Change in game plan but net trade to continue to be a drag
Going forward, growth is likely to follow the same formula of late with slowing consumption offset by government spending and investments. Meanwhile, given the burgeoning economy, the trade gap is expected to widen as imports of capital machinery, construction materials and consumer goods look to meet the demands of the economy, exerting fundamental pressure on the Philippine peso to weaken.

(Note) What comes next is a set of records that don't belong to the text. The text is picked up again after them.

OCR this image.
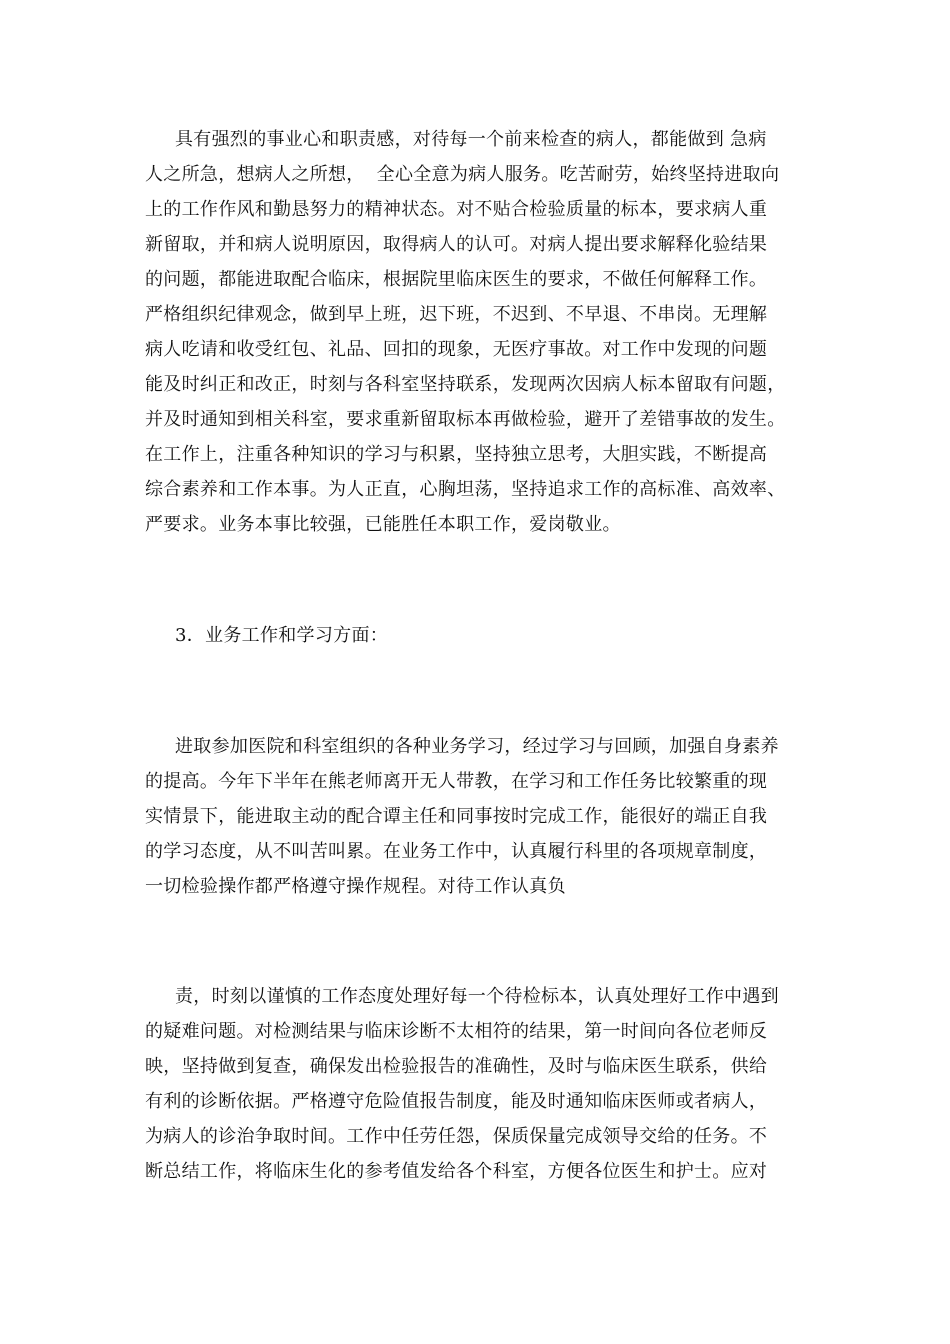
具有强烈的事业心和职责感，对待每一个前来检查的病人，都能做到 急病
人之所急，想病人之所想，  全心全意为病人服务。吃苦耐劳，始终坚持进取向
上的工作作风和勤恳努力的精神状态。对不贴合检验质量的标本，要求病人重
新留取，并和病人说明原因，取得病人的认可。对病人提出要求解释化验结果
的问题，都能进取配合临床，根据院里临床医生的要求，不做任何解释工作。
严格组织纪律观念，做到早上班，迟下班，不迟到、不早退、不串岗。无理解
病人吃请和收受红包、礼品、回扣的现象，无医疗事故。对工作中发现的问题
能及时纠正和改正，时刻与各科室坚持联系，发现两次因病人标本留取有问题，
并及时通知到相关科室，要求重新留取标本再做检验，避开了差错事故的发生。
在工作上，注重各种知识的学习与积累，坚持独立思考，大胆实践，不断提高
综合素养和工作本事。为人正直，心胸坦荡，坚持追求工作的高标准、高效率、
严要求。业务本事比较强，已能胜任本职工作，爱岗敬业。
3．业务工作和学习方面：
进取参加医院和科室组织的各种业务学习，经过学习与回顾，加强自身素养
的提高。今年下半年在熊老师离开无人带教，在学习和工作任务比较繁重的现
实情景下，能进取主动的配合谭主任和同事按时完成工作，能很好的端正自我
的学习态度，从不叫苦叫累。在业务工作中，认真履行科里的各项规章制度，
一切检验操作都严格遵守操作规程。对待工作认真负
责，时刻以谨慎的工作态度处理好每一个待检标本，认真处理好工作中遇到
的疑难问题。对检测结果与临床诊断不太相符的结果，第一时间向各位老师反
映，坚持做到复查，确保发出检验报告的准确性，及时与临床医生联系，供给
有利的诊断依据。严格遵守危险值报告制度，能及时通知临床医师或者病人，
为病人的诊治争取时间。工作中任劳任怨，保质保量完成领导交给的任务。不
断总结工作，将临床生化的参考值发给各个科室，方便各位医生和护士。应对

“Moderate” rate hike next? BSP watch is on
The disappointing growth print may give some ammunition for the doves to call for a pause at next week's 15 November Bangko Sentral ng Pilipinas (BSP) meeting. The 150 basis point cumulative rate hike for the year is likely weighing on consumption and will dampen investment going forward. Holding off on an additional rate hike, as marginal as it may be, would give the Philippine economy the room it needs to catch its breath and sustain its above 6% growth trajectory in 4Q with the mid-term election approaching. With the 6.1% print, the likelihood that BSP leaves policy on-hold has increased with recent dovish undertones from key voting BSP officials likely to pick up as slowing consumption is now a “concern” according to the government. Stay tuned.
Outlook for growth
4Q growth should moderate with household final consumption expected to decelerate further while the drag from net trade will likely remain. Offsetting these two factors will be a possible pick-up in government spending ahead of the mid-term elections while business investment is seen to remain healthy, bringing 4Q GDP to 6.0% (down from the previous forecast of 6.2%). The projected slowdown in the last quarter forces us to revise our full-year 2018 GDP forecast to 6.2% while 2019 growth will likely settle at 6.3% with strong growth seen in 1H19 on election-related spending.